Home Secretary Theresa May says the Government’s efforts to reduce immigration to the UK to tens of thousands is now a target for the longer term, rather than something that will be achieved before the next General Election.
She spoke out on the issue as new figures showed that net migration to the UK stood at 212,000 in 2013.
Speaking on the BBC’s Andrew Marr Show, Mr May said that there had been "heated" discussions of the Government’s immigration policies between the Conservatives and their Liberal Democrat coalition partners.
"It is no surprise to anybody that there have been long standing, possibly heated at times, discussions among the coalition on some these issues on immigration," she said.
Mrs May said that net migration is now too high to meet the goal of reducing it to tens of thousands before the next election. She said the Government was able to take action to control how many people from outside of the EU could settle in the UK, a figure she said is now at its "lowest level since the late 1990s".
Her Cabinet colleague Iain Duncan-Smith is also looking to tighten up the law on EU migrants claiming benefits in the UK, The Guardian reported.

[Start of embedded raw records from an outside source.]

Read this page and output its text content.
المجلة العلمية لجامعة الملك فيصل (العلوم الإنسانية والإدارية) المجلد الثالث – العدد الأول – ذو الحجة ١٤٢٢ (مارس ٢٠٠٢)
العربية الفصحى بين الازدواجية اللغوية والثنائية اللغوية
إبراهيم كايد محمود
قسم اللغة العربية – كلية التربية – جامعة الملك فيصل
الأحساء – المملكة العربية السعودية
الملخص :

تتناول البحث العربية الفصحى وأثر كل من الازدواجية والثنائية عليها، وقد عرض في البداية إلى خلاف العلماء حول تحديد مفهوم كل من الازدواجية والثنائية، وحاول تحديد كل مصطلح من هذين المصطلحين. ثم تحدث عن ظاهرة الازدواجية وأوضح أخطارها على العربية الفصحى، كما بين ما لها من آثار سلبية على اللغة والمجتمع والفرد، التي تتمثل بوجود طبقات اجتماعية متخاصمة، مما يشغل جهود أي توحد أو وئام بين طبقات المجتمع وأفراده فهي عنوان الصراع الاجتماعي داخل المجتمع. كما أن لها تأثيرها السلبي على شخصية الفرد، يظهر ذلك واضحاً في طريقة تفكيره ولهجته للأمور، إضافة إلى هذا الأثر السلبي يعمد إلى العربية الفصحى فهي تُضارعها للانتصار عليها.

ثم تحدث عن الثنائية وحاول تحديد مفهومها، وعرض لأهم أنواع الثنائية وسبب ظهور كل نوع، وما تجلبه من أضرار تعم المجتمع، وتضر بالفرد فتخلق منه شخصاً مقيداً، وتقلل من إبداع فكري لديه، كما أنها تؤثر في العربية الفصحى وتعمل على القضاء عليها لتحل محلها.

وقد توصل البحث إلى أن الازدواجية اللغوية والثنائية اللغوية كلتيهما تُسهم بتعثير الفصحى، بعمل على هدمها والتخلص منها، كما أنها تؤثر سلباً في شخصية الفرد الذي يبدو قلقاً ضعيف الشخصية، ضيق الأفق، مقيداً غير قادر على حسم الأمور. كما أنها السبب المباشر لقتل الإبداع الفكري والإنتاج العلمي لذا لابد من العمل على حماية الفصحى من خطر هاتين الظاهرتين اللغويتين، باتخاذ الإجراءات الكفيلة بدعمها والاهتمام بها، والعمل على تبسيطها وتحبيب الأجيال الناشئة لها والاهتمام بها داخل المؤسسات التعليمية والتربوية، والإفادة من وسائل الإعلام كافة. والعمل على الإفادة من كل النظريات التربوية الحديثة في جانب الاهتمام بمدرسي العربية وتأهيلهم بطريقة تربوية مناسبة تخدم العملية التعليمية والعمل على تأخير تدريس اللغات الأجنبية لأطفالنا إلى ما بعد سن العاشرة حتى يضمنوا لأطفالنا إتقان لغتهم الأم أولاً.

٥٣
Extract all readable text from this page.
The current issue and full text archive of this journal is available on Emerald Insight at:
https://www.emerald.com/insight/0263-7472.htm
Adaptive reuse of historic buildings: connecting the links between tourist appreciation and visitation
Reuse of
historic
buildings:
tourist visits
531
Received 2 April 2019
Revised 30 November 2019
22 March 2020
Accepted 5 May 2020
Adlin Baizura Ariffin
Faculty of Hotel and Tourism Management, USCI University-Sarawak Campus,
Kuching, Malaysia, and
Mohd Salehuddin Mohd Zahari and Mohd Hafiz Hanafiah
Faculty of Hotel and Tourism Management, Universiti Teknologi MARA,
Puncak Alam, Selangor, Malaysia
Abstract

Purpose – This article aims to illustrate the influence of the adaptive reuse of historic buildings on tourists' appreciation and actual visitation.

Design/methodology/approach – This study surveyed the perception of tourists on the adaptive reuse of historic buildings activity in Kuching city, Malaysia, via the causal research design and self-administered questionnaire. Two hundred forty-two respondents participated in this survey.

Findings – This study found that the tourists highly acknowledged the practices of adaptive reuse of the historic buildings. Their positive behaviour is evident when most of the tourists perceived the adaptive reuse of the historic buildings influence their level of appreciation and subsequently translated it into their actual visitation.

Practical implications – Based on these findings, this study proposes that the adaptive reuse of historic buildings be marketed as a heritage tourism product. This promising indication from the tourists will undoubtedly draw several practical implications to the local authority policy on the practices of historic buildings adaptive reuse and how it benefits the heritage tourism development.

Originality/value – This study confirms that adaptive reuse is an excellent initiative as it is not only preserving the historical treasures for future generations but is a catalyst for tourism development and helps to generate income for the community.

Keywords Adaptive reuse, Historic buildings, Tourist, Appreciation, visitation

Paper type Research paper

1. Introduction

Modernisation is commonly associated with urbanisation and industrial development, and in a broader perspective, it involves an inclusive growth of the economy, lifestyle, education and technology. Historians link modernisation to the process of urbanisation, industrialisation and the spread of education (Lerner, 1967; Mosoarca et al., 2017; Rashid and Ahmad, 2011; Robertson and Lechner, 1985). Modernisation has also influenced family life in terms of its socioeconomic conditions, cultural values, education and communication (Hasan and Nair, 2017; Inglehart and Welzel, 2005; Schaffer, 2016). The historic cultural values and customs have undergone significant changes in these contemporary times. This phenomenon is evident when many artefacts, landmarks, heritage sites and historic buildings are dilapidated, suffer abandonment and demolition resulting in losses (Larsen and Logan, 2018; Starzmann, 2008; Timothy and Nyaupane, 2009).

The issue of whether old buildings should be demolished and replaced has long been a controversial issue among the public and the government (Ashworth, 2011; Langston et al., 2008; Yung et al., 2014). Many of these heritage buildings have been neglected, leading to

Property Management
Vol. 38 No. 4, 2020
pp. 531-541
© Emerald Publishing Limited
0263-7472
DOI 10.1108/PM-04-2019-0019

The Work and Pensions Secretary is understood to be keen to reduce the time that people from within the EU can claim welfare payments from the current six months to just three months.
The Conservative Defence Secretary, Philip Hammond, also spoke out about the party’s ambitions to reduce the number of people from within the EU who are able to migrate to the UK.
He told Sky News that the rules needed to be changed "to stop this vast mass movement across the continent, which is destabilising not only Britain, but other high-income countries in the European Union as well".